Transcurridos más de siete meses después de haberse ejecutoriado dicha sentencia, la parte demandante interpone acción de tutela, en la cual la Sala Tercera de Decisión de Familia del Tribunal Superior del Distrito Judicial de Medellín, señaló que el juez había incurrido en vía de hecho al dictar la sentencia de primera instancia dentro del mencionado proceso de alimentos, al no haber hecho una valoración completa de toda la prueba recaudada, desconociendo que al demandado se le había aumentado su salario.
Con ocasión de la decisión de tutela, el 6 de agosto de 2009, el Juez Segundo Promiscuo Municipal y de Control de Garantías de Sabaneta – Antioquia, procedió dentro del término concedido por el tribunal a dictar la segunda sentencia, en la que analizó y valoró cada prueba de manera individual y en su conjunto, así como el marco legal, la capacidad del demandado para dar alimentos y la necesidad probada de alimentos del menor, declarando probadas las excepciones propuestas por el demandado, sin que se dejara de considerar lo relacionado con el incremento salarial del padre.

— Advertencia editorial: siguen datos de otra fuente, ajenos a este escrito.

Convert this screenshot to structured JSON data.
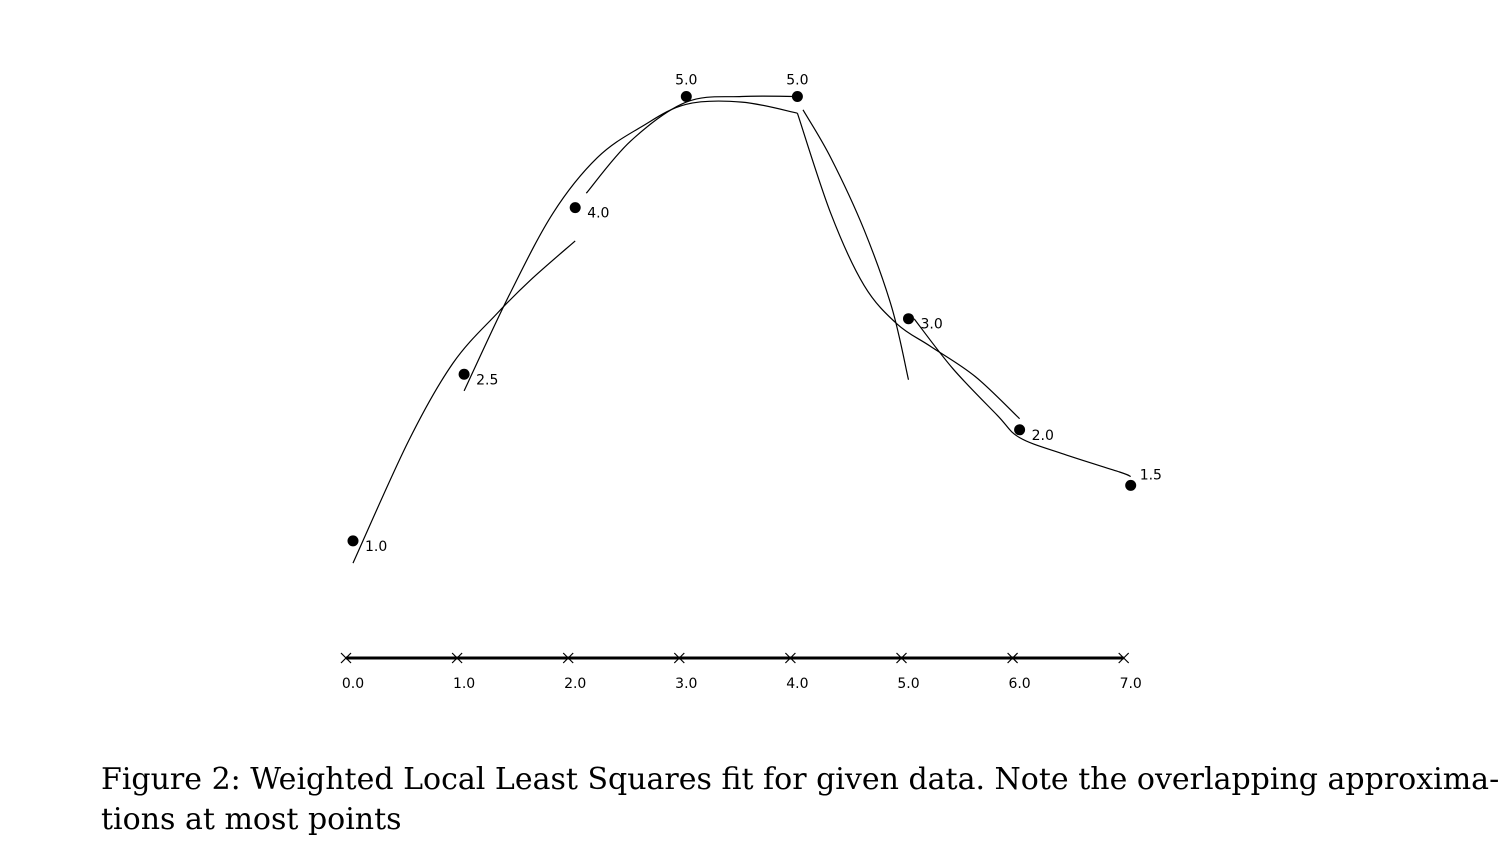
{
  "chart_data": {
    "type": "scatter",
    "points": [
      {
        "x": 0.0,
        "y": 1.0,
        "label": "1.0"
      },
      {
        "x": 1.0,
        "y": 2.5,
        "label": "2.5"
      },
      {
        "x": 2.0,
        "y": 4.0,
        "label": "4.0"
      },
      {
        "x": 3.0,
        "y": 5.0,
        "label": "5.0"
      },
      {
        "x": 4.0,
        "y": 5.0,
        "label": "5.0"
      },
      {
        "x": 5.0,
        "y": 3.0,
        "label": "3.0"
      },
      {
        "x": 6.0,
        "y": 2.0,
        "label": "2.0"
      },
      {
        "x": 7.0,
        "y": 1.5,
        "label": "1.5"
      }
    ],
    "x_ticks": [
      {
        "value": 0.0,
        "label": "0.0"
      },
      {
        "value": 1.0,
        "label": "1.0"
      },
      {
        "value": 2.0,
        "label": "2.0"
      },
      {
        "value": 3.0,
        "label": "3.0"
      },
      {
        "value": 4.0,
        "label": "4.0"
      },
      {
        "value": 5.0,
        "label": "5.0"
      },
      {
        "value": 6.0,
        "label": "6.0"
      },
      {
        "value": 7.0,
        "label": "7.0"
      }
    ],
    "xlim": [
      0,
      7
    ],
    "grid": false,
    "local_fits": [
      {
        "x": [
          0.0,
          0.5,
          0.9,
          1.3,
          1.6,
          2.0
        ],
        "y": [
          0.8,
          1.9,
          2.6,
          3.05,
          3.35,
          3.7
        ]
      },
      {
        "x": [
          1.0,
          1.4,
          1.8,
          2.2,
          2.6,
          3.0,
          3.5,
          4.0
        ],
        "y": [
          2.35,
          3.2,
          3.95,
          4.45,
          4.73,
          4.93,
          4.95,
          4.85
        ]
      },
      {
        "x": [
          2.1,
          2.5,
          3.0,
          3.5,
          4.0
        ],
        "y": [
          4.13,
          4.6,
          4.95,
          5.0,
          5.0
        ]
      },
      {
        "x": [
          4.0,
          4.3,
          4.6,
          4.9,
          5.2,
          5.6,
          6.0
        ],
        "y": [
          4.85,
          3.95,
          3.3,
          2.95,
          2.75,
          2.48,
          2.1
        ]
      },
      {
        "x": [
          4.05,
          4.3,
          4.6,
          4.85,
          5.0
        ],
        "y": [
          4.88,
          4.45,
          3.8,
          3.1,
          2.45
        ]
      },
      {
        "x": [
          5.05,
          5.4,
          5.8,
          6.0,
          6.4,
          6.9,
          7.0
        ],
        "y": [
          3.0,
          2.55,
          2.13,
          1.93,
          1.78,
          1.62,
          1.58
        ]
      }
    ]
  },
  "caption": {
    "line1": "Figure 2: Weighted Local Least Squares fit for given data. Note the overlapping approxima-",
    "line2": "tions at most points"
  }
}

Como esta nueva decisión “ no satisfizo los intereses de la demandante”, interpone incidente de desacato, en el cual resulta sancionado su esposo y padre de los menores accionantes. Como consecuencia de ello, el citado funcionario judicial dictó una tercer sentencia, el 6 de abril de 2010, la que tampoco resulto del agrado de la parte demandante quien dio inicio a un segundo incidente de desacato, en el que nuevamente resultó sancionado su “ esposo y padre”.
Señalan los peticionarios que en el curso de los mencionados incidentes de desacato, se impusieron las sanciones sin tener en cuenta que no se realizó requerimiento previo al incidentado, no se cumplieron los plazos previstos en la ley para resolver tales peticiones y, menos aún, se tuvo en cuenta que se dio cumplimiento al fallo de tutela que los motivó. Por lo anterior, solicitan al juez constitucional el amparo de sus derechos fundamentales vulnerados. 2.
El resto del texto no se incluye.